Earlier this year, we discussed the pernicious use of “race-raters” by the Equal Employment Opportunity Commission in EEOC v. Kaplan. In that case, Kaplan began doing credit checks on applicants seeking positions of trust within the company, but refused to ask the applicants to indicate their race. The EEOC found this race-neutral hiring practice completely unacceptable, and in order to show that Kaplan was discriminating, it hired “experts” to determine rejected-applicants’ race by looking at their DMV photos! Then, based on these “race-raters'” subjective stereotypes of what black and Hispanic individuals “look like,” it reverse engineered the applicants and determined that Kaplan’s use of credit checks was discriminatory. Fortunately, in a scathing opinion, the federal court rejected this pernicious stereotyping by our federal government, but as we explained at the time, the EEOC was undeterred, and was expected to appeal. Apparently it will stop at nothing to be able to literally judge people by their skin color.

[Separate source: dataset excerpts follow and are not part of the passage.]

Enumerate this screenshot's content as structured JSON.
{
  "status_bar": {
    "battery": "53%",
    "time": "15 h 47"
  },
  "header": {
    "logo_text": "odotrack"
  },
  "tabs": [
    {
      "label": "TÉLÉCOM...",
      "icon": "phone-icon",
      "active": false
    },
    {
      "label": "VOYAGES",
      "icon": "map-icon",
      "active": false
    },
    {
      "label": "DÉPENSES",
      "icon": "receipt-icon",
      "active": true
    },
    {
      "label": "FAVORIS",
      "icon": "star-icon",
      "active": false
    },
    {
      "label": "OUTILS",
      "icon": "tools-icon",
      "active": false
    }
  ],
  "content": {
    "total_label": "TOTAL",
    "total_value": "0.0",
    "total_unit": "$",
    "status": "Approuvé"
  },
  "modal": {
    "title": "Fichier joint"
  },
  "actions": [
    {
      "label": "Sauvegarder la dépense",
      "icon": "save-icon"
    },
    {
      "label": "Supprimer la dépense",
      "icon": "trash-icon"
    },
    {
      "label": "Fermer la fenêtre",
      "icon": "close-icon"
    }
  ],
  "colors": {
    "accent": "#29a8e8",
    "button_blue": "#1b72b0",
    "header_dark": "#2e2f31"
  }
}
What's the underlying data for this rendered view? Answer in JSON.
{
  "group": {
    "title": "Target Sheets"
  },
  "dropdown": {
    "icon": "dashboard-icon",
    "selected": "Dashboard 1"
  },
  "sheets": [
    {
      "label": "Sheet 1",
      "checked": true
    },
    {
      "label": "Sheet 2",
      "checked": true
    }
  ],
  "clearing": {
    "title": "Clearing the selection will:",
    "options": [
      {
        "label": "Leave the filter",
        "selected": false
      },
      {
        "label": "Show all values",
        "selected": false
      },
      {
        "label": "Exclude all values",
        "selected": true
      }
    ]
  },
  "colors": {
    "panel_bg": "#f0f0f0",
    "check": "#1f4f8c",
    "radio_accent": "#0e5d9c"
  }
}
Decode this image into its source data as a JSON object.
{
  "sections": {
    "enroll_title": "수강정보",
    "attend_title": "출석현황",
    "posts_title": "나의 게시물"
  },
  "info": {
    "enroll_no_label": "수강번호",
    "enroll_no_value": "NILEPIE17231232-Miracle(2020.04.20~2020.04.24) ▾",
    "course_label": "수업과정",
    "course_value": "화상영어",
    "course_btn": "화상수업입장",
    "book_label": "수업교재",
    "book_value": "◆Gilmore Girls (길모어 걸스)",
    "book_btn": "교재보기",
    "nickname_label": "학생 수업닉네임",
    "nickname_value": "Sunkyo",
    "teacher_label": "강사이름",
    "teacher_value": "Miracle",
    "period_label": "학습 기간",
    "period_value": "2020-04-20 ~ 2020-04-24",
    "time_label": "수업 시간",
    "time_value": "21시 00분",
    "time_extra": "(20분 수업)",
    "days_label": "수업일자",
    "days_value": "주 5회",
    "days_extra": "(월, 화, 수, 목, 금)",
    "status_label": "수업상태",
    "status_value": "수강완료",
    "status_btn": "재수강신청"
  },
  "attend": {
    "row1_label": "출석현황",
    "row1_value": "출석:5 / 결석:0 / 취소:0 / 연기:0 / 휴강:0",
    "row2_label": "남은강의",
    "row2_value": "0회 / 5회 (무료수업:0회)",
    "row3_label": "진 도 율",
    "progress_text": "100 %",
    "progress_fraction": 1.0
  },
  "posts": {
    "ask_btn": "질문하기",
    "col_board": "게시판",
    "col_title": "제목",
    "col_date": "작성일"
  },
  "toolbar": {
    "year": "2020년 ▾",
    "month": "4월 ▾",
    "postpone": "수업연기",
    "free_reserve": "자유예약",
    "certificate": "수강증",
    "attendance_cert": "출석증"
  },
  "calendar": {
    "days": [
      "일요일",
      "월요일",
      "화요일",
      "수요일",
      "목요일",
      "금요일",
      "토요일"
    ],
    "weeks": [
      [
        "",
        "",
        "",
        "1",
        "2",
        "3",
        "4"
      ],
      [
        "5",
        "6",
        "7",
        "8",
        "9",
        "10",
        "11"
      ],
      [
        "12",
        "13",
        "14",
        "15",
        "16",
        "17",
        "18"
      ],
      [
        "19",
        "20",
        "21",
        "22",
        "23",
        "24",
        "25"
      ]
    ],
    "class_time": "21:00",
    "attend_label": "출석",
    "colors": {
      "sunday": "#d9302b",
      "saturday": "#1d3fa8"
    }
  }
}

Well, not only has the EEOC appealed that case, but its use of shoddy scientific methods to “prove” that credit checks are discriminatory has been taken to new levels. In EEOC v. Freeman, the EEOC is going after an employer that undertakes criminal background checks and credit checks as parts of its hiring process. As the court noted at the outset, “conducting a criminal history or credit record background check on a potential employee is a rational and legitimate component of a reasonable hiring process. The reasons for conducting such checks are obvious.” Not according to the EEOC, however, who tried to convince the court that the use of credit checks causes a disparate impact on the basis of race. Once again, the federal court’s opinion does not hold back any punches. The court described the EEOC’s expert reports as: “laughable”; “based on unreliable data”; “rife with analytical error”; “distorted”; “cherry-picked”; “worthless”; and “an egregious example of scientific dishonesty.”
No word yet on if the EEOC intends to appeal.